Let's assume I have two lists in R, a long one and a shorter one, for example:
list1 = list(571,572,573,574,561,562,563,564,595,570,571,573)
list2 = list(c(571,564,565,600))
Please note that numbers are not ascending, they can appear more than once and they do not have the same distance to each other.
Now I would like to check for each element of list1 if it is also an element of list2. If that is the case I would like the output to be TRUE, if not FALSE. So, basically I want to get a list with the length of list1 containing TRUE and FALSE.
I don't know how to get on with this problem...Maybe with a for loop or lapply? In reality, the lists are much longer, about 30,000 rows for list1 and 1000 for list2..

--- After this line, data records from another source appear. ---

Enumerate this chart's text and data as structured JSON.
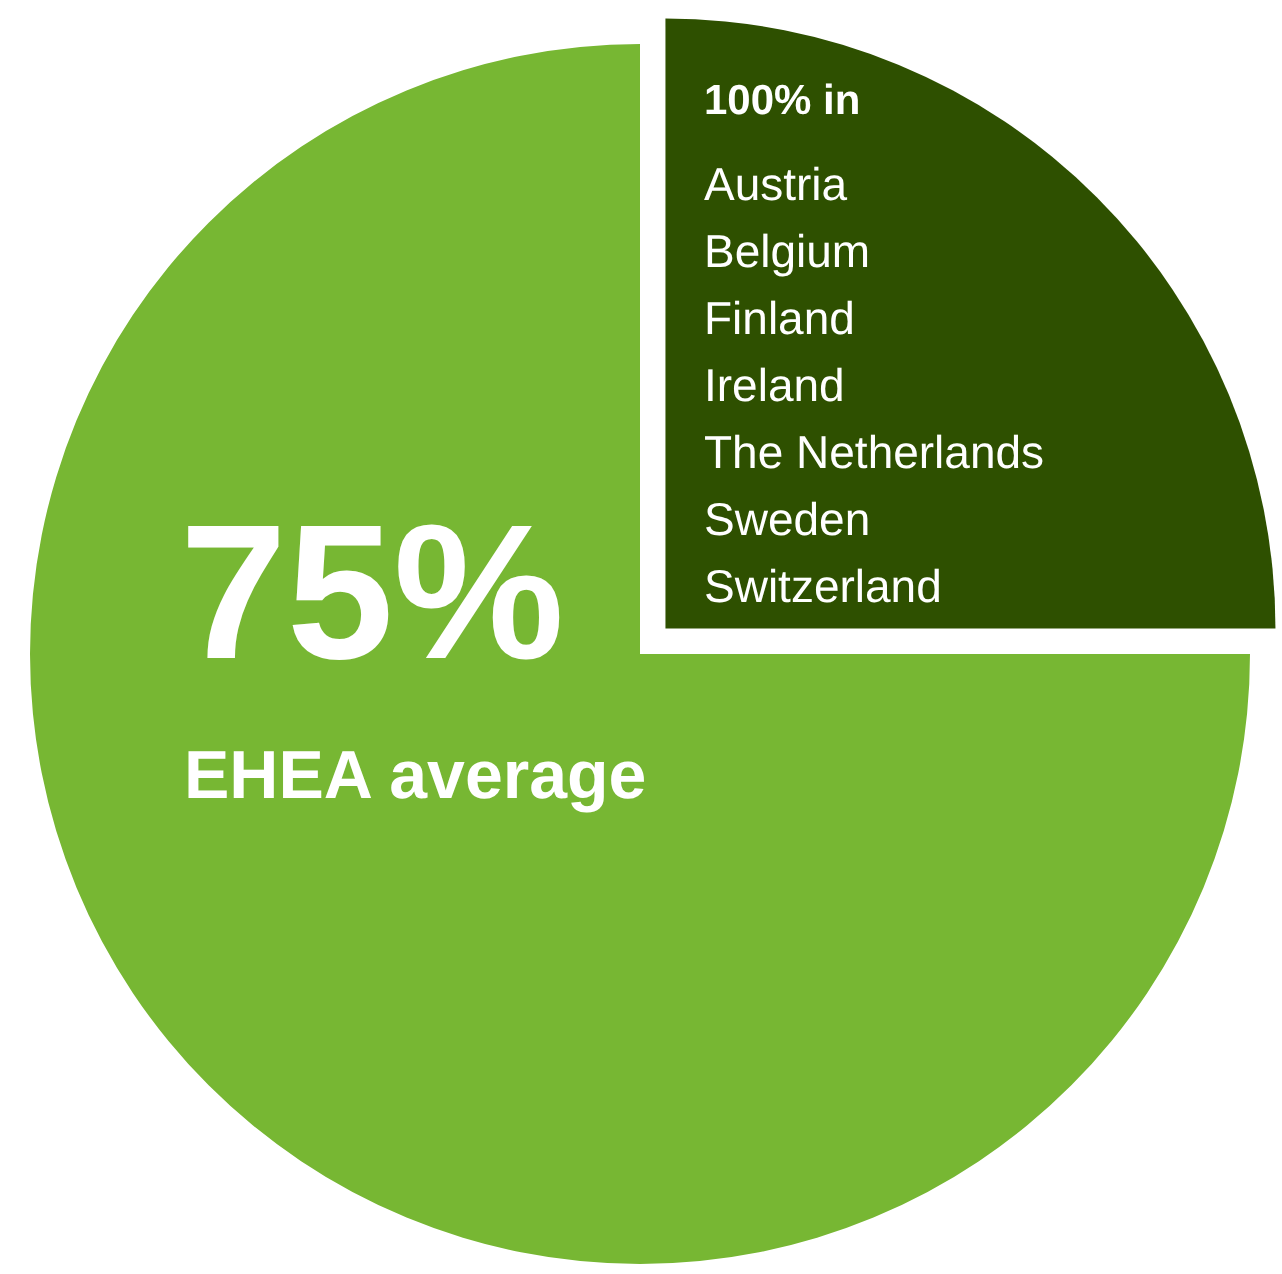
{
  "chart_data": {
    "type": "pie",
    "categories": [
      "EHEA average",
      "100% in"
    ],
    "values": [
      75,
      25
    ],
    "value_labels": [
      "75%",
      null
    ],
    "colors": [
      "#77b733",
      "#2e5000"
    ],
    "annotations": [
      "Austria",
      "Belgium",
      "Finland",
      "Ireland",
      "The Netherlands",
      "Sweden",
      "Switzerland"
    ],
    "legend": false
  }
}
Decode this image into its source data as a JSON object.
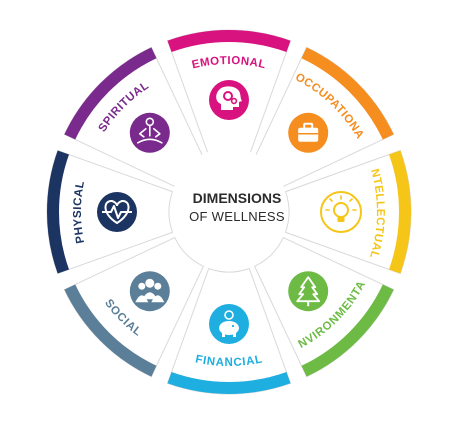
{
  "center": {
    "title": "DIMENSIONS",
    "subtitle": "OF WELLNESS"
  },
  "dimensions": [
    {
      "label": "EMOTIONAL",
      "color": "#d8127e",
      "icon": "head-gears-icon"
    },
    {
      "label": "OCCUPATIONAL",
      "color": "#f58d1f",
      "icon": "briefcase-icon"
    },
    {
      "label": "INTELLECTUAL",
      "color": "#f5c518",
      "icon": "lightbulb-icon"
    },
    {
      "label": "ENVIRONMENTAL",
      "color": "#6dbb45",
      "icon": "tree-icon"
    },
    {
      "label": "FINANCIAL",
      "color": "#1eaee0",
      "icon": "piggy-bank-icon"
    },
    {
      "label": "SOCIAL",
      "color": "#5b7f98",
      "icon": "people-icon"
    },
    {
      "label": "PHYSICAL",
      "color": "#1c3461",
      "icon": "heart-pulse-icon"
    },
    {
      "label": "SPIRITUAL",
      "color": "#7a2a8c",
      "icon": "meditation-icon"
    }
  ]
}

Do you have any suggestions?
You could use the lapply function to check whether each element of list1 belongs to list2 iteratively:
lapply(list1, function(x){x %in% list2[[1]]})
This will return the output as a list. If you want it to return a vector instead, you can use sapply:
sapply(list1, function(x){x %in% list2[[1]]})
For every element in list1, this will still go though all elements in list2, so it can be slow. The faster alternative is to use hashing to store elements of list2 in a hash table and then do membership test in constant time. One way to do this in R is to use r2r package:
library(r2r)
m <- hashset()
for (i in list2[[1]]){insert(m, i)}
lapply(list1, function(x){has_key(m, x)})